「問題」と「課題」の違い

「問題」と「課題」という言葉は、よく混同されます。

どちらも意味が広く、ほとんど同じ意味で使われることも多いです。英語の「problem」は、両方に訳されるようです。

ですので、絶対こうですと言い切ることできませんが、一般的な使い方として理解してください。

「問題」とは「理想」と「現実」のギャップ

人が何かに「問題」を感じる理由は、その何かの現状が、自分にとって望ましい状態にないからです。

望ましい状態と現状が食い違っているから、「問題」を感じます。

そこで、「問題」とは「理想」と「現実」のギャップであると定義されます。

ですから、「理想」(望ましい姿)がなければ、「問題」もありません。現状のまま、ありのままがあるだけで、それを問題ととらえる余地はありません。

「理想」があるけれども、現実はそれに至っていない、という状態を「問題」と言います。

表面的な問題ではなく、根本的な問題を突き止める

通常、「問題」としてとらえられるものは、表面的な現象であることが多いと言えます。

表面的な現象であっても、それをなくすためには、奥にある「原因」を見極める必要があります。

原因は一つとは限りません。複数の原因が階層関係をなしていることも多いです。原因A、B、Cがあり、それらの根本原因がDである、といった具合です。

この場合、最初にとらえた現象としての「問題」をなくすためには、根本原因Dを解決しなければなりません。この根本原因Dを「本当の問題」ととらえなければならないのです。

理想、現実、問題、課題

「課題」とは理想に至るために「なすべきこと」

根本原因、すなわち「本当の問題」を突き止めて、どうすればそれを解決して「理想」に至ることができるか、という「どうすれば」に当たるのが「課題」になります。

つまり、「課題」とは「理想」に至るために「なすべきこと(解決の方向性)」です。

課題は原因から導き出されますので、原因が表面的であると、課題も表面的になり、根本的な解決につながりません。一旦、問題がなくなったように見えても、別の形をとって現象化する場合が多いです。

ですから、根本原因を突き止めて、それを解決するための方向性である課題を設定することが大切です。

なお、課題は、一般的に解決の方向性を示すものであり、個別具体的な解決策とまでは言えません。
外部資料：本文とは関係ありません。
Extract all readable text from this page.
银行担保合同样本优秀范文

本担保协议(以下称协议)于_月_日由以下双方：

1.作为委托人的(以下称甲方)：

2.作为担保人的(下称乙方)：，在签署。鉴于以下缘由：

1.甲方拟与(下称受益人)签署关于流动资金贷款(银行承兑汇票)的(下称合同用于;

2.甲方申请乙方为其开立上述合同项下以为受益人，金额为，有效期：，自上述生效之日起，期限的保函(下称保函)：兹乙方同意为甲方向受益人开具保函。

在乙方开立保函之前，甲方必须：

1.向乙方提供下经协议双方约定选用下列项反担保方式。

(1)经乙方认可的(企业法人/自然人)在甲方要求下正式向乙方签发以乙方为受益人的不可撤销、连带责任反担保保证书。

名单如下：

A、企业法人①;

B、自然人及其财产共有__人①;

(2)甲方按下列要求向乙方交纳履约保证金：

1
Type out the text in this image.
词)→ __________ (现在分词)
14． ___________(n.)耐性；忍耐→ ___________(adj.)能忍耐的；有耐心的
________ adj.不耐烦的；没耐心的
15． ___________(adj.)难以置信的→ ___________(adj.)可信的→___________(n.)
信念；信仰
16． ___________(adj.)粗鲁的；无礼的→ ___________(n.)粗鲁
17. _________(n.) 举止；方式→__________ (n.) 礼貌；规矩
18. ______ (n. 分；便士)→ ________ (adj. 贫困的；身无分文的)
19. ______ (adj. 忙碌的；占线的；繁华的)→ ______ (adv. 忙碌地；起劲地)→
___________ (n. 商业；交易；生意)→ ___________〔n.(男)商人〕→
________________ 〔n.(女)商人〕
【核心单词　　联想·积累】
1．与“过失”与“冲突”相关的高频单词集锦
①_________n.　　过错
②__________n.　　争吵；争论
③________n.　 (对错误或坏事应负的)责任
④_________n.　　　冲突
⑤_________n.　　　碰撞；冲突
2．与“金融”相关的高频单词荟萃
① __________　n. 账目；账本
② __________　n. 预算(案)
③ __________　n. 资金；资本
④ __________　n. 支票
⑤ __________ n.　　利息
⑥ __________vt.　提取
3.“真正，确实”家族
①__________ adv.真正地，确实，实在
作業として細分化し、担当者を決め、期限を設定すること、すなわち計画として具体化して初めて、個別具体的な解決策と言えます。

「問題解決」と「課題達成」

よく「課題解決」という言い方をしますが、上に説明した言葉の意味からすると正しい言い方ではありません。

「問題」は解決すべきものですから、「問題解決」は正しい言い方です。

「課題」は解決すべきものではなく、成し遂げるべきものですから、「課題達成」という言い方が妥当です。